Chloe’s Gourmet Sweet Potato Soup

by BnB Finder | December 3rd, 2013 | Best BnB Bites, Recipes

SweetPotatoSoupWe have something a little different for you this week, and it’s all in the presentation. Two batches of sweet potato soup, one made of light colored sweet potatoes and the other of the darkest red ones you can find, are made separately, using leeks and vegetable broth in both. For serving, both colors of soup are gently combined in one bowl, garnished with fresh greens and even flowers if you like.  “Chloe” is Chloe Tuttle of the Big Mill Bed & Breakfast in Williamston, North Carolina, where you’ll find “countryside right outside your door”.

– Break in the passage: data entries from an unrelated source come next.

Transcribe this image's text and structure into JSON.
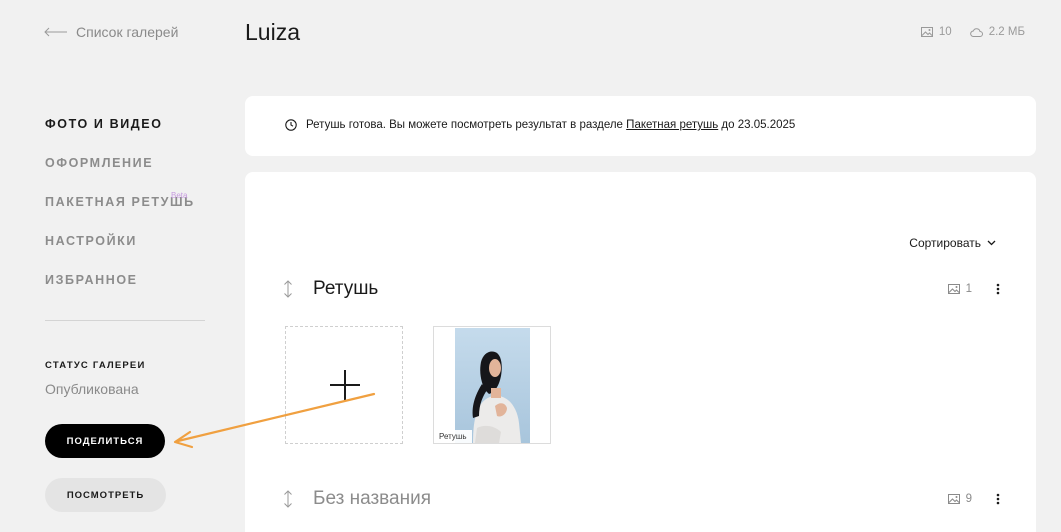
{
  "sidebar": {
    "back_label": "Список галерей",
    "nav": [
      {
        "label": "ФОТО И ВИДЕО",
        "active": true
      },
      {
        "label": "ОФОРМЛЕНИЕ"
      },
      {
        "label": "ПАКЕТНАЯ РЕТУШЬ",
        "badge": "Beta"
      },
      {
        "label": "НАСТРОЙКИ"
      },
      {
        "label": "ИЗБРАННОЕ"
      }
    ],
    "status_label": "СТАТУС ГАЛЕРЕИ",
    "status_value": "Опубликована",
    "share_label": "ПОДЕЛИТЬСЯ",
    "view_label": "ПОСМОТРЕТЬ"
  },
  "header": {
    "title": "Luiza",
    "photo_count": "10",
    "size": "2.2 МБ"
  },
  "notice": {
    "text_before": "Ретушь готова. Вы можете посмотреть результат в разделе",
    "link": "Пакетная ретушь",
    "text_after": "до 23.05.2025"
  },
  "main": {
    "sort_label": "Сортировать",
    "sections": [
      {
        "title": "Ретушь",
        "count": "1",
        "photo_tag": "Ретушь"
      },
      {
        "title": "Без названия",
        "count": "9"
      }
    ]
  },
  "colors": {
    "background": "#f1f1f1",
    "card": "#ffffff",
    "primary_button": "#000000",
    "annotation_arrow": "#f0a040",
    "beta_badge": "#c79be0"
  },
  "icons": [
    "arrow-left-icon",
    "image-icon",
    "cloud-icon",
    "clock-icon",
    "chevron-down-icon",
    "drag-handle-icon",
    "kebab-menu-icon",
    "plus-icon"
  ]
}
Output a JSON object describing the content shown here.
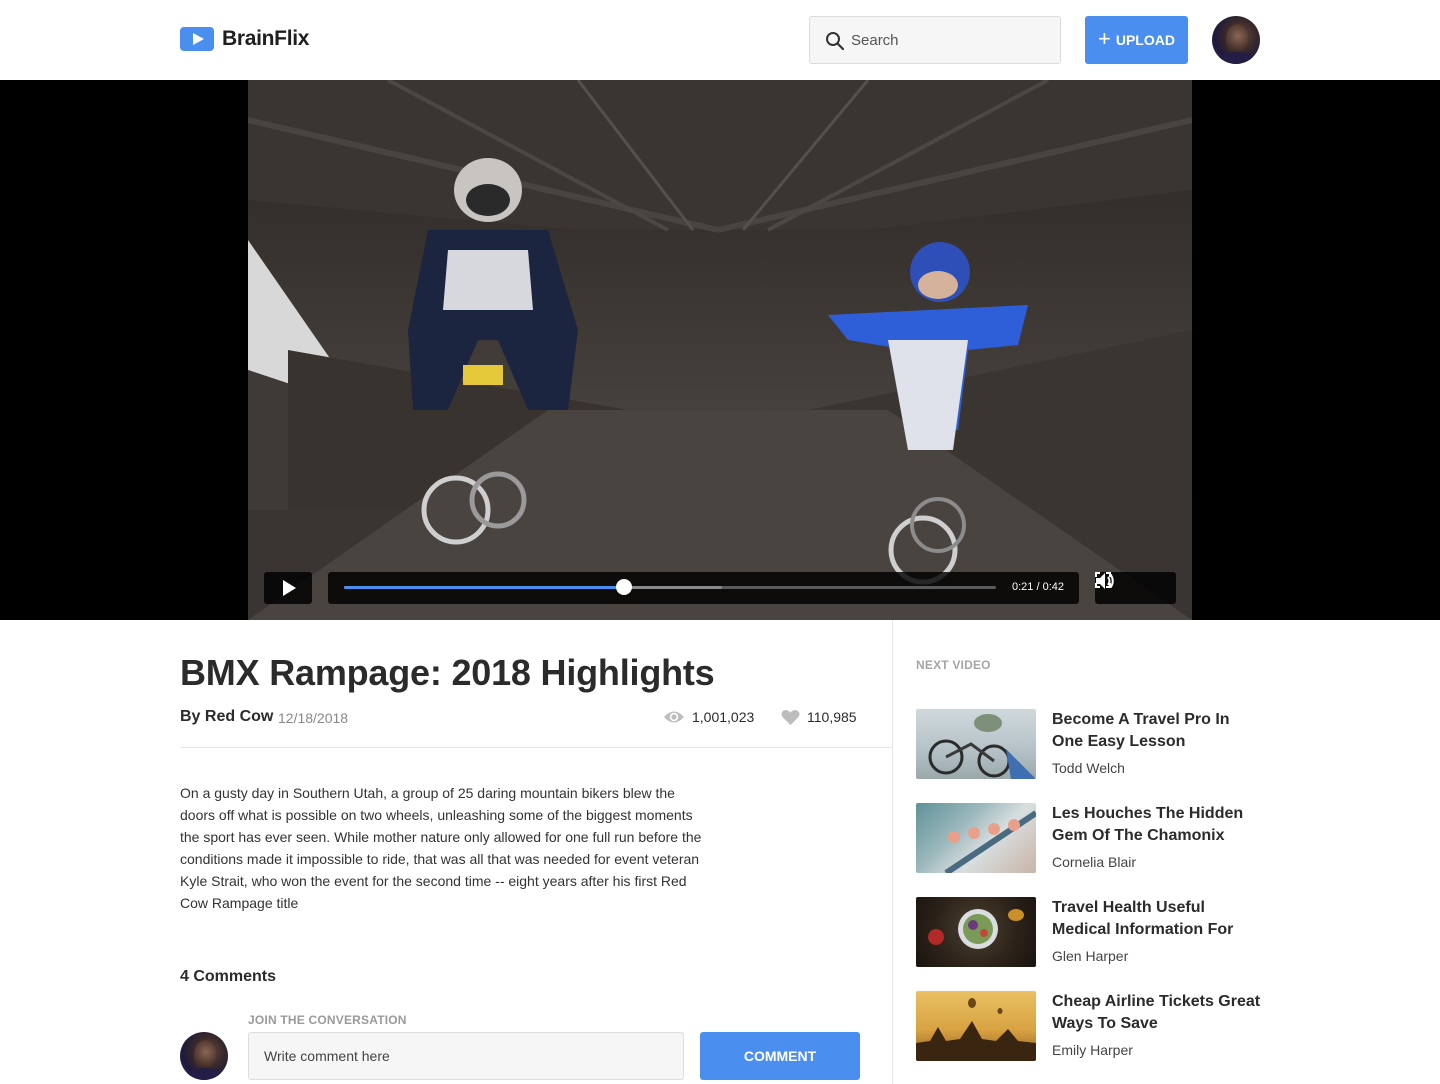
{
  "header": {
    "logo_text": "BrainFlix",
    "search_placeholder": "Search",
    "upload_label": "UPLOAD"
  },
  "video": {
    "current_time": "0:21",
    "duration": "0:42",
    "timecode": "0:21 / 0:42",
    "progress_fraction": 0.43,
    "buffered_fraction": 0.58
  },
  "details": {
    "title": "BMX Rampage: 2018 Highlights",
    "byline": "By Red Cow",
    "date": "12/18/2018",
    "views": "1,001,023",
    "likes": "110,985",
    "description": "On a gusty day in Southern Utah, a group of 25 daring mountain bikers blew the doors off what is possible on two wheels, unleashing some of the biggest moments the sport has ever seen. While mother nature only allowed for one full run before the conditions made it impossible to ride, that was all that was needed for event veteran Kyle Strait, who won the event for the second time -- eight years after his first Red Cow Rampage title"
  },
  "comments": {
    "count_label": "4 Comments",
    "join_label": "JOIN THE CONVERSATION",
    "input_placeholder": "Write comment here",
    "button_label": "COMMENT"
  },
  "sidebar": {
    "heading": "NEXT VIDEO",
    "items": [
      {
        "title": "Become A Travel Pro In One Easy Lesson",
        "author": "Todd Welch"
      },
      {
        "title": "Les Houches The Hidden Gem Of The Chamonix",
        "author": "Cornelia Blair"
      },
      {
        "title": "Travel Health Useful Medical Information For",
        "author": "Glen Harper"
      },
      {
        "title": "Cheap Airline Tickets Great Ways To Save",
        "author": "Emily Harper"
      }
    ]
  },
  "colors": {
    "accent": "#4a8ef0",
    "text_dark": "#2b2b2b",
    "muted": "#9a9a9a"
  },
  "icons": {
    "logo": "play-logo-icon",
    "search": "search-icon",
    "upload": "plus-icon",
    "play": "play-icon",
    "fullscreen": "fullscreen-icon",
    "volume": "volume-icon",
    "views": "eye-icon",
    "likes": "heart-icon"
  }
}
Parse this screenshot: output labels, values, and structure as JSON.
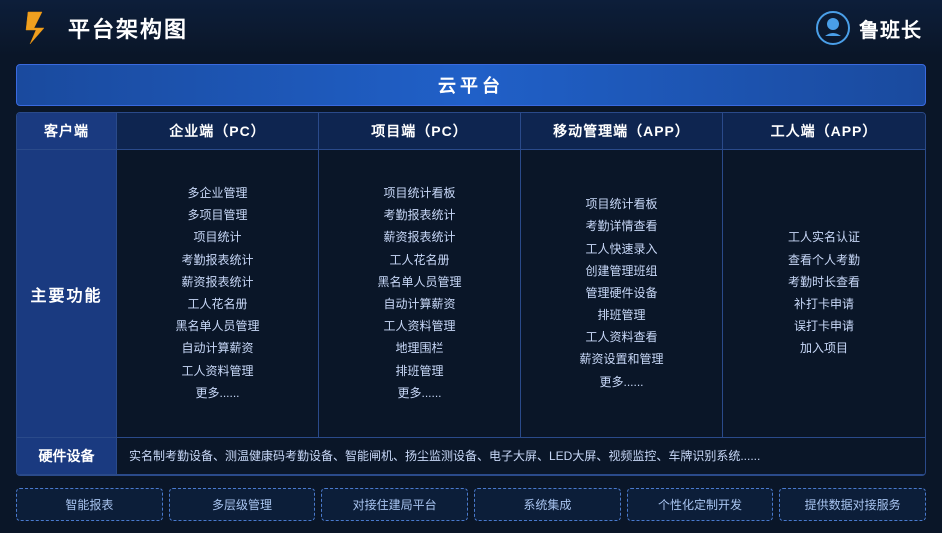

Chloe’s Gourmet Sweet Potato Soup


  1. 4 tablespoons canola or corn oil, divided
  2. 2 cups leek, sliced, white parts only, divided
  3. 1 1/2 pounds red sweet potatoes (about three medium-sized or two large potatoes). Buy the darkest red sweet potatoes available.
  4. 1 1/2 pounds light colored sweet potatoes like Hayman, Japanese, Murasaki or O’Henry (about three medium sized or two large potatoes)
  5. 1 cup water, divided
  6. 4 cans (14½ ounce) good quality vegetable broth
  7. 2 teaspoons orange zest, divided
You will also need for garnish
  1. Sprigs of fresh chives
  2. Edible flowers, like pansies, nasturtiums, violets, Johnny-Jump-Ups
  3. For the two-color soup, make two batches.
To make the red sweet potato soup
  1. In a medium sized fry pan, heat 2 tablespoons canola oil. Add ½ cup sliced leeks. Sauté the leeks on medium heat until tender, stirring often. Do not let the leeks brown. Remove from heat.
  2. Wash and peel the red sweet potatoes and cut into large chunks. Add the red sweet potatoes to the pan with the leeks. Add 1/2 cup water and 1/2 can of vegetable broth. Cover and cook on medium heat until potatoes are tender (about 10 minutes). Remove from heat and cool slightly.
  3. Repeat this procedure with the light-colored sweet potatoes.
  4. Working in batches of different colors, add the sweet potato and leek mixture to a blender. Add remaining half can of vegetable broth and 1 teaspoon orange zest. Pulse gently to make a puree. Add more vegetable broth as needed to achieve the consistency of thin pancake batter. Optional – For a perfectly smooth soup, run the soup through a kitchen sieve.
  5. Using two medium-sized saucepans, heat soups, using low heat and stirring often. Add more broth as needed. Gently pour about 1/2 cup of the red sweet potato soup into a wide, flat soup bowl, allowing soup to settle. Gently pour 1/2 cup of the light colored soup into the other side of the soup bowl. Repeat for each serving of soup.
  6. Garnish with a chive sprig and an edible flower.
  7. This soup can be made ahead of time. Heat each batch separately before serving. You may have to add more vegetable broth or water because the soup tends to thicken as it cools.
  8. Serve warm. Yield with both batches: 7-8 servings.